Joined Together in the Mission of Charity

Sisters, Spuds & Sustainability: A New Partnership at Seton Hill

Nuns, Seton Hill volunteers plant potatoes to distribute to Westmoreland food bank

Sister-Hechun-Park-SCSH-planting-potatoes

BY JEFF HIMLER, Tribune-Review

A handful of nuns raced against an approaching rainstorm Monday as they tucked pieces of potato into freshly tilled earth near Greensburg’s Seton Hill University campus.

The women, who are members of the Sisters of Charity of Seton Hill, and volunteers from the university planned this week to finish planting 600 pounds of the seed potatoes in a nearly half-acre garden developed jointly by the sisters and the campus community.

Darren Achtzehn, food service director at the university, said the plants should provide more than 22,000 generous servings of potatoes next fall when the crop is harvested.

“It should yield 2.8 tons out of the ground,” he said, with each pound feeding four people.

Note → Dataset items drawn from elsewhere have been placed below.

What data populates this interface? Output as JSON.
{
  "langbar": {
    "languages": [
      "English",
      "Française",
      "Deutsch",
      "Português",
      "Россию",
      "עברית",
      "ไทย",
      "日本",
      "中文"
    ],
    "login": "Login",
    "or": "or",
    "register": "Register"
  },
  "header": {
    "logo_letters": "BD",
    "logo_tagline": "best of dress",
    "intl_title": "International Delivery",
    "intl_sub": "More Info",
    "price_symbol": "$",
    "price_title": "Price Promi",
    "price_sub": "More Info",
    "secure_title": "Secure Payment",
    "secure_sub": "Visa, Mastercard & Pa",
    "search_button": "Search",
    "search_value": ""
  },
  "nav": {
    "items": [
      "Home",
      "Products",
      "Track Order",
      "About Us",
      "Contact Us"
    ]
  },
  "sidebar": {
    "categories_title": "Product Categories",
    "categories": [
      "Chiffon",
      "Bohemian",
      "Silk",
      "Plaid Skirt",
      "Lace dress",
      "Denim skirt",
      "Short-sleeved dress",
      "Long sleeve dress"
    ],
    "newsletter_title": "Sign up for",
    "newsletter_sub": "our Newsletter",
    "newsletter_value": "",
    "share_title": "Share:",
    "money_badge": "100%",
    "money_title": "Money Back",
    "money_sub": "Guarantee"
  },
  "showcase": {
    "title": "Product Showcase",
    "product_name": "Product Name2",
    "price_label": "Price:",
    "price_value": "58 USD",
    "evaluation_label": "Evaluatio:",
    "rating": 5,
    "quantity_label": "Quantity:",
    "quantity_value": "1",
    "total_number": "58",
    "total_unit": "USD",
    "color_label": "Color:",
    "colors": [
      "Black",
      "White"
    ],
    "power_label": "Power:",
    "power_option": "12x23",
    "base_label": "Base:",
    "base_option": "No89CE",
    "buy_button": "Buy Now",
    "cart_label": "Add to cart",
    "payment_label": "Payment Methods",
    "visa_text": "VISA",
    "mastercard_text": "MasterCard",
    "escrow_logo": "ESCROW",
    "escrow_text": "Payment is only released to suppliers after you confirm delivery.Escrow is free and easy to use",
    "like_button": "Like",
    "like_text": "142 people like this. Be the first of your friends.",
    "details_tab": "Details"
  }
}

The garden partnership came about when separate plans germinating at the university and among the Sisters of Charity dovetailed. Sister Barbara Ann Smelko, coordinator of vocation ministries, said members of her community were inspired to grow their own produce after attending a prayer retreat in July where topics included stewardship of the environment.

“We decided we needed to do something,” she said, and the sisters began to brainstorm productive ways to use undeveloped areas of their property bordering the campus.

At the same time, she said, Achtzehn was looking for more space to expand the nearby 20,400-square-foot, volunteer-maintained garden at the university. Since 2009, the garden has supplied the university dining hall with a bounty of fresh food, including tomatoes, squash, cucumbers and turnips.

Joining forces to create the potato patch, Achtzehn and the sisters plan to share the resulting harvest with the university’s food service and the kitchen at the motherhouse for retired sisters each receiving a third and the remainder being donated to the Westmoreland County Food Bank.

“It’s a way of giving back to our communities,” Smelko said.

Achtzehn said the university dining hall serves nearly a ton of spuds every month.

“On average, we use about 800 to 900 pounds of potatoes every two weeks, so this will get us through a couple months in our fall semester,” he said.

The property was known as the Jennings Farm when it was purchased in 1882 as a site for the Sisters of Charity motherhouse.

“It started out as an actual working farm, so we’re going back to our roots,” Smelko said.

While founders of the congregation carried on the farming tradition, there had been no crops grown at the property in recent years, she said.

Soliciting input from a farming friend, Achtzehn advised planting the new garden with two types of potatoes that are disease-resistant — Kennebec, “an awesome white potato that’s good for baking and scalloped potatoes,” and Potomac Reds, “nice as a breakfast potato or to fry.”

LaMantia Produce of Blairsville supplied the seed potatoes and waived the charge.

“So we have zero cost to this garden so far,” Achtzehn said.

The sisters and Achtzehn plan to quadruple the size of the garden, gradually extending the tilled area over the next three years and introducing additional types of plants — onions, wildflowers and a vegetable to be chosen — that will be incorporated into a long-term plan for crop rotation and land management, Smelko said.

Achtzehn intends to use organic methods for adding nutrition to the soil and deterring wildlife and insects from feasting on the crops.

“We share the earth with other creatures,” he said. “We can enjoy it together.”

As a first step, Smelko said, her brother, George, of McDonald, has constructed a bat box that will be placed near the garden as a home for the insect-eating mammals.

“Bats consume about three times their weight in mosquitoes,” she said.

She said additional plans for the garden in seasons to come include creating habitats for butterflies and bees.